As she grew older, Fanta sought solitude to practice. She discovered a large tree not far from the village's edge, with sturdy branches that spread like welcoming arms. Its trunk was massive, and a few low branches provided a path upward if you were agile enough to climb. And Fanta was indeed agile—her steps light, her body strong from carrying water daily.
So, she began sitting in the highest forks of this tree, well out of sight of passersby. She'd bring a battered dictionary or a storybook, practicing the strange words. She'd shape them with her lips, letting them roll into the breeze. For the first time in her short life, she felt something akin to peace—no eyes on her, no one to cower from her presence.
Yet villagers soon noticed odd sounds drifting from the leaves: a language none of them recognized, carrying intonations that sent a prickling chill down their necks. Some thought it was the wind's trick. Others, braver, stood at the base of the trunk, trying to confirm.

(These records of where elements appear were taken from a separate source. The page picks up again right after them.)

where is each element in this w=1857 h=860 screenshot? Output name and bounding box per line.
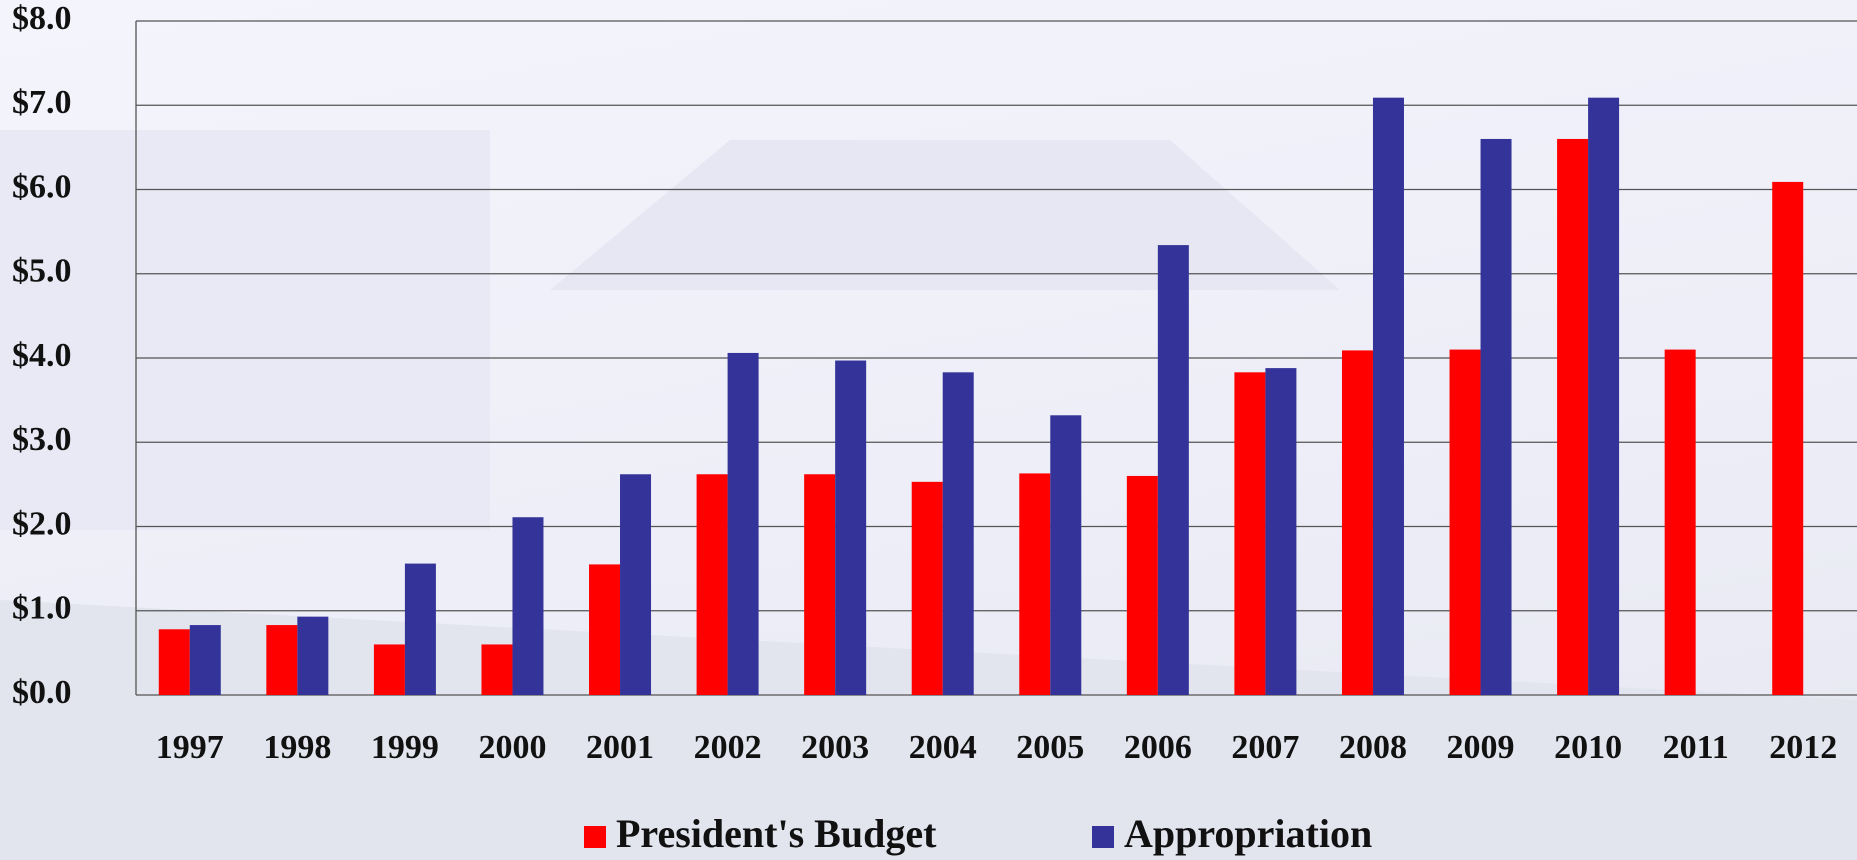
y-tick-label: $5.0: [12, 253, 72, 290]
bar: [620, 474, 651, 695]
legend-label: Appropriation: [1124, 811, 1372, 856]
bar: [728, 353, 759, 695]
x-tick-label: 2006: [1124, 729, 1192, 766]
bar: [1481, 139, 1512, 695]
y-tick-label: $8.0: [12, 0, 72, 37]
legend-swatch: [1092, 826, 1114, 848]
bar: [512, 517, 543, 695]
legend-swatch: [584, 826, 606, 848]
x-tick-label: 2004: [909, 729, 977, 766]
bar: [1019, 473, 1050, 695]
y-tick-label: $4.0: [12, 337, 72, 374]
bar: [1588, 98, 1619, 695]
bar: [1557, 139, 1588, 695]
bar: [1127, 476, 1158, 695]
x-tick-label: 2012: [1769, 729, 1837, 766]
x-tick-label: 2005: [1016, 729, 1084, 766]
bar: [159, 629, 190, 695]
chart: $0.0 $1.0 $2.0 $3.0 $4.0 $5.0 $6.0 $7.0 $8.0 1997…: [0, 0, 1857, 860]
y-tick-label: $6.0: [12, 168, 72, 205]
x-tick-label: 2003: [801, 729, 869, 766]
legend-label: President's Budget: [616, 811, 937, 856]
x-tick-label: 1997: [156, 729, 224, 766]
bar: [1234, 372, 1265, 695]
bar: [481, 644, 512, 695]
bar: [405, 564, 436, 695]
bar: [697, 474, 728, 695]
bar: [1158, 245, 1189, 695]
bar: [835, 361, 866, 695]
x-tick-label: 1998: [263, 729, 331, 766]
bar: [589, 564, 620, 695]
background-shape: [550, 140, 1340, 290]
bar: [297, 617, 328, 695]
bar: [1342, 350, 1373, 695]
y-tick-label: $2.0: [12, 505, 72, 542]
bar: [374, 644, 405, 695]
bar: [912, 482, 943, 695]
x-tick-label: 2000: [478, 729, 546, 766]
x-tick-label: 2002: [694, 729, 762, 766]
x-tick-label: 2009: [1447, 729, 1515, 766]
bar: [804, 474, 835, 695]
x-tick-label: 2010: [1554, 729, 1622, 766]
bar: [266, 625, 297, 695]
bar: [190, 625, 221, 695]
y-tick-label: $7.0: [12, 84, 72, 121]
y-tick-label: $0.0: [12, 674, 72, 711]
x-tick-label: 2008: [1339, 729, 1407, 766]
x-tick-label: 1999: [371, 729, 439, 766]
bar: [1665, 350, 1696, 695]
x-tick-label: 2011: [1663, 729, 1729, 766]
x-tick-label: 2007: [1231, 729, 1299, 766]
bar: [1373, 98, 1404, 695]
bar: [1265, 368, 1296, 695]
bar: [1450, 350, 1481, 695]
bar: [943, 372, 974, 695]
y-tick-label: $1.0: [12, 590, 72, 627]
bar: [1772, 182, 1803, 695]
x-tick-label: 2001: [586, 729, 654, 766]
y-tick-label: $3.0: [12, 421, 72, 458]
bar: [1050, 415, 1081, 695]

They'd hear Fanta's voice: "And the man said, 'Be not afraid…'" Or bits of foreign prayers from the missionary Bible. She was too absorbed to notice sometimes.
It didn't take long for rumors to swirl that she was chanting spells. "I heard her conjuring devils," claimed one man. "She sits up there calling on demon tongues," said another. The label "demon tongue" stuck, because no one in Ogamba recognized English. They concluded it must be unholy incantations.
There were a few attempts to catch her in the act. A small group of men, spurred by Mojono's warnings, marched to the tree one afternoon. Fanta, nestled among the thick foliage, was murmuring verses from an English novel about explorers crossing the sea. She didn't hear them at first. The men circled the trunk, peering up, hearing the melodic words filtering down.
One man, bracing himself, climbed to the first branch. He hissed for her to come down, threatening that if she was indeed chanting curses, they would forcibly remove her. The moment Fanta spotted his figure climbing, she froze in panic. She quickly closed her book and scrambled to the other side of the tree, sliding down the far branches with practiced ease. Before the men could circle around, she slipped into the brush, her footsteps eerily quiet. By the time they reached the top, they found only rustling leaves, no sign of the "witch."
When word spread that she'd escaped, the story grew more outlandish. Some said she vanished in a burst of smoke. Others insisted she floated away, leaving the tree unscathed. The only truth was that she ran, heart pounding, tears burning at her eyes. She might have been reading about strangers crossing unknown lands, but she had nowhere to go except the few spots that provided temporary safety from Ogamba's relentless gossip.